All pop culture is a window into a society’s psyche. Film noir was a response to the horrors of World War II and the emergence of women in the workplace. Punk rock countered the rampant commercialism and over-production in music during the mid-late 1970s. The cultural revolution of the mid- late 1960s is, almost definitely, the most drastic societal shift of the past century, when the baby boom generation came of age and almost everything changed. This shift was evident in the music of the time (the rise of rock and roll), the literature (Ken Kesey, Kurt Vonnegut, Allen Ginsburg, etc.), and the films of the moment. Mark Harris’ book Pictures at a Revolution: Five Movies and the Birth of the New Hollywood studies this sea change by looking at the whole of film, and the general culture, through a narrowly focused lens – the movies competing for the Oscar for Best Picture at the 1968 Academy Awards.

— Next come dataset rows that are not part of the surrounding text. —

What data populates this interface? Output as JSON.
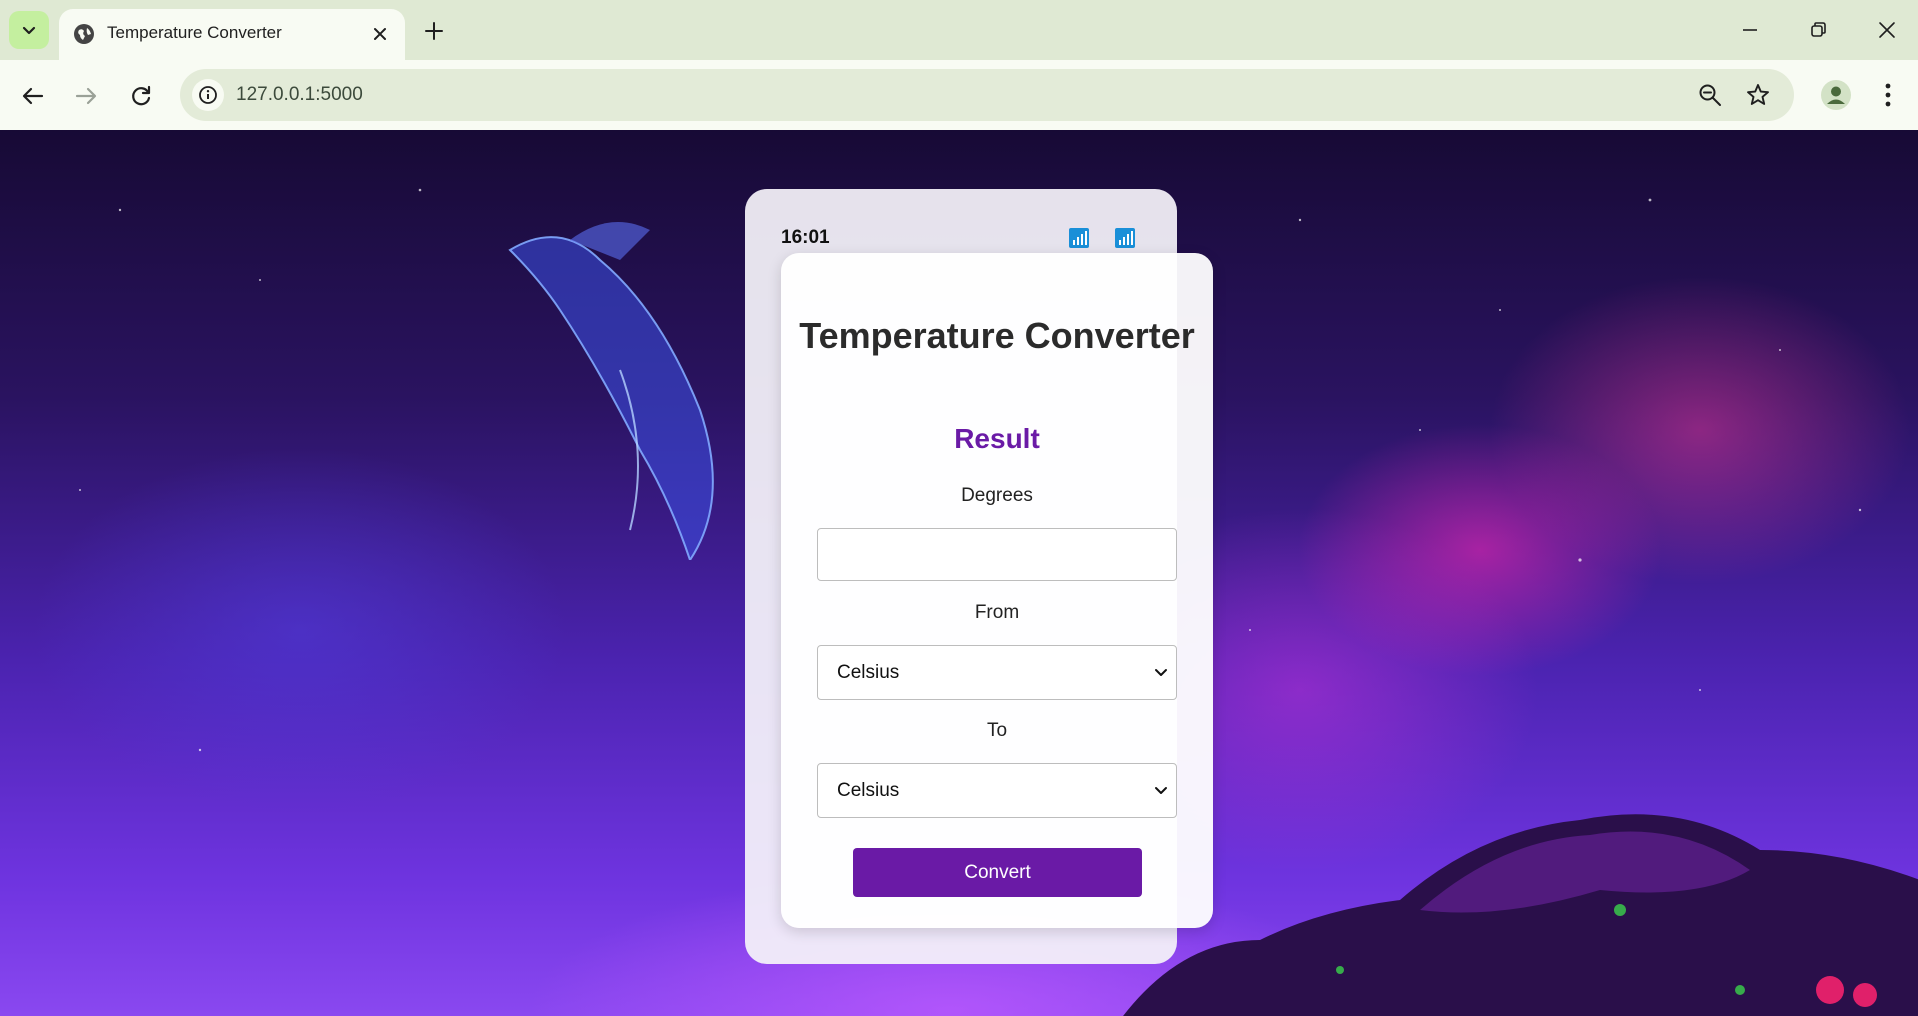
{
  "browser": {
    "tab_title": "Temperature Converter",
    "url": "127.0.0.1:5000",
    "icons": {
      "tab_search": "chevron-down-icon",
      "favicon": "globe-icon",
      "tab_close": "close-icon",
      "new_tab": "plus-icon",
      "minimize": "minimize-icon",
      "maximize": "restore-icon",
      "close_window": "close-icon",
      "back": "arrow-left-icon",
      "forward": "arrow-right-icon",
      "reload": "reload-icon",
      "site_info": "info-icon",
      "zoom": "zoom-icon",
      "bookmark": "star-icon",
      "profile": "person-icon",
      "menu": "kebab-menu-icon"
    }
  },
  "phone": {
    "time": "16:01",
    "icons": [
      "signal-icon",
      "signal-icon"
    ]
  },
  "converter": {
    "title": "Temperature Converter",
    "result_label": "Result",
    "degrees_label": "Degrees",
    "degrees_value": "",
    "from_label": "From",
    "from_value": "Celsius",
    "to_label": "To",
    "to_value": "Celsius",
    "convert_label": "Convert"
  },
  "colors": {
    "accent": "#6a1aa6",
    "chrome_bg": "#dfe9d3",
    "toolbar_bg": "#f8fbf3"
  }
}
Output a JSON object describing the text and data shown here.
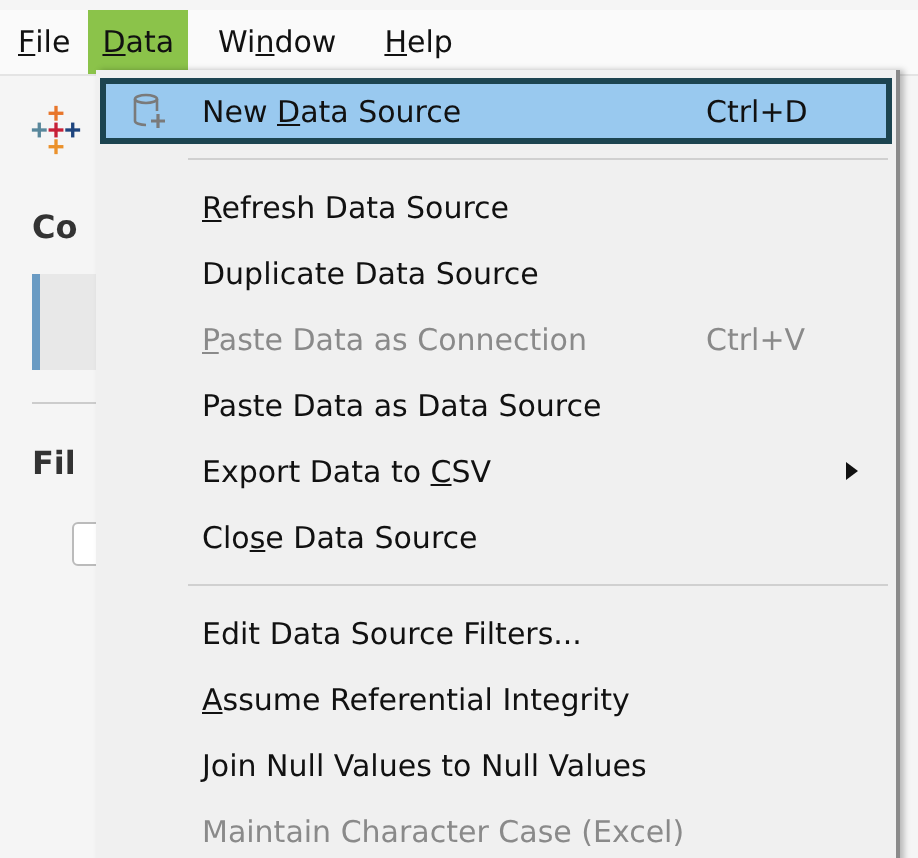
{
  "menu_bar": [
    {
      "key": "F",
      "after": "ile",
      "selected": false
    },
    {
      "key": "D",
      "after": "ata",
      "selected": true
    },
    {
      "before": "Wi",
      "key": "n",
      "after": "dow",
      "selected": false
    },
    {
      "key": "H",
      "after": "elp",
      "selected": false
    }
  ],
  "background": {
    "heading": "Co",
    "section_label": "Fil",
    "checkbox": {
      "checked": false
    }
  },
  "data_menu": {
    "items": [
      {
        "kind": "icon_item",
        "before": "New ",
        "key": "D",
        "after": "ata Source",
        "shortcut": "Ctrl+D",
        "selected": true,
        "disabled": false,
        "submenu": false
      },
      {
        "kind": "separator"
      },
      {
        "kind": "item",
        "key": "R",
        "after": "efresh Data Source",
        "selected": false,
        "disabled": false,
        "submenu": false
      },
      {
        "kind": "item",
        "text": "Duplicate Data Source",
        "selected": false,
        "disabled": false,
        "submenu": false
      },
      {
        "kind": "item",
        "key": "P",
        "after": "aste Data as Connection",
        "shortcut": "Ctrl+V",
        "selected": false,
        "disabled": true,
        "submenu": false
      },
      {
        "kind": "item",
        "text": "Paste Data as Data Source",
        "selected": false,
        "disabled": false,
        "submenu": false
      },
      {
        "kind": "item",
        "before": "Export Data to ",
        "key": "C",
        "after": "SV",
        "selected": false,
        "disabled": false,
        "submenu": true
      },
      {
        "kind": "item",
        "before": "Clo",
        "key": "s",
        "after": "e Data Source",
        "selected": false,
        "disabled": false,
        "submenu": false
      },
      {
        "kind": "separator"
      },
      {
        "kind": "item",
        "text": "Edit Data Source Filters...",
        "selected": false,
        "disabled": false,
        "submenu": false
      },
      {
        "kind": "item",
        "key": "A",
        "after": "ssume Referential Integrity",
        "selected": false,
        "disabled": false,
        "submenu": false
      },
      {
        "kind": "item",
        "text": "Join Null Values to Null Values",
        "selected": false,
        "disabled": false,
        "submenu": false
      },
      {
        "kind": "item",
        "text": "Maintain Character Case (Excel)",
        "selected": false,
        "disabled": true,
        "submenu": false
      }
    ]
  }
}
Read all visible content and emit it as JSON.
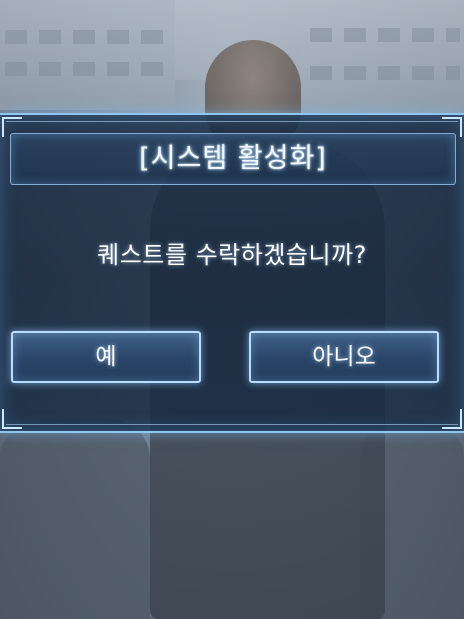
{
  "dialog": {
    "title": "[시스템 활성화]",
    "question": "퀘스트를 수락하겠습니까?",
    "buttons": {
      "yes_label": "예",
      "no_label": "아니오"
    }
  },
  "colors": {
    "frame_glow": "#8fc6f0",
    "panel_bg": "#1c3250",
    "button_bg": "#2a4568",
    "text": "#ffffff"
  }
}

Those five films run the gamut of what Hollywood had been and what it was about to become. Dr. Dolittle was a throwback to the epic musicals that had been the studios’ bread and butter for the preceding decade, enormous productions that would cost the wealth of a small nation, but would make up half of the studio’s yearly revenue. Guess Who’s Coming to Dinner was literally “old Hollywood” (Katherine Hepburn and Spencer Tracy) welcoming in “new Hollywood” (Sidney Poitier), dealing with the hot-button issue of race with a simple farcical comedy that was nowhere near as forward thinking as it thought it was. Like Dinner, the winner of the big award that year, In the Heat of the Night, dealt with racial issues, but with a more enlightened and serious view, with echoes of the philosophies of Malcolm X and black pride, with a protagonist that doesn’t simply turn the other cheek to racism, but fights back. The two watershed films from the year, though, were Bonnie and Clyde and The Graduate, both dividing the culture mostly along generational lines – you either “got it” or didn’t. They were intensely personal and idiosyncratic films, not easily pigeonholed, and that was off-putting to much of the culture.
Harris tells the story of these films from their inception up through Oscar night, and it’s as rife with human drama as it is with cultural and film analysis. The productions of Bonnie and Clyde and The Graduate are true underdog tales, almost failing to be made or released multiple times, and Dr. Dolittle is a rampant comedy of errors, with a disastrous production plagued by bad weather, uncooperative animals and an insane, drunken Rex Harrison. The intricately drawn profiles of Mike Nichols as a Hollywood outsider turned golden boy, Dustin Hoffman as a long-suffering theater actor, and Poitier as a reluctant representative of his whole race, are fascinating and insightful, and there are countless more like them. There are also revealing you-are-there style anecdotes, most noteworthy being a Hollywood party thrown by Jane Fonda, where Poitier and Bob Hope taught a little girl to tap-dance, Dennis Hopper and Jack Nicholson smoked pot, and Henry Fonda asked the band to keep it down. The band just happened to be The Byrds.
A true appreciation of the craft of film-making is also evident, with incredible passages about the groundbreaking editing of Bonnie and Clyde, the pioneering cinematography of In the Heat of the Night, or the effective direction by Nichols in The Graduate, not to mention a lesson in the influence of other artistic movements, such as the movies of the French New-Wave or British Free Cinema, or the music of the British Invasion. Harris has written for Entertainment Weekly, so his prose is incessantly readable, yet his research and knowledge are still scholarly and thorough. If you have an interest in film, society, and how the changes in each can be reflected in the other, add this to your list of books to read.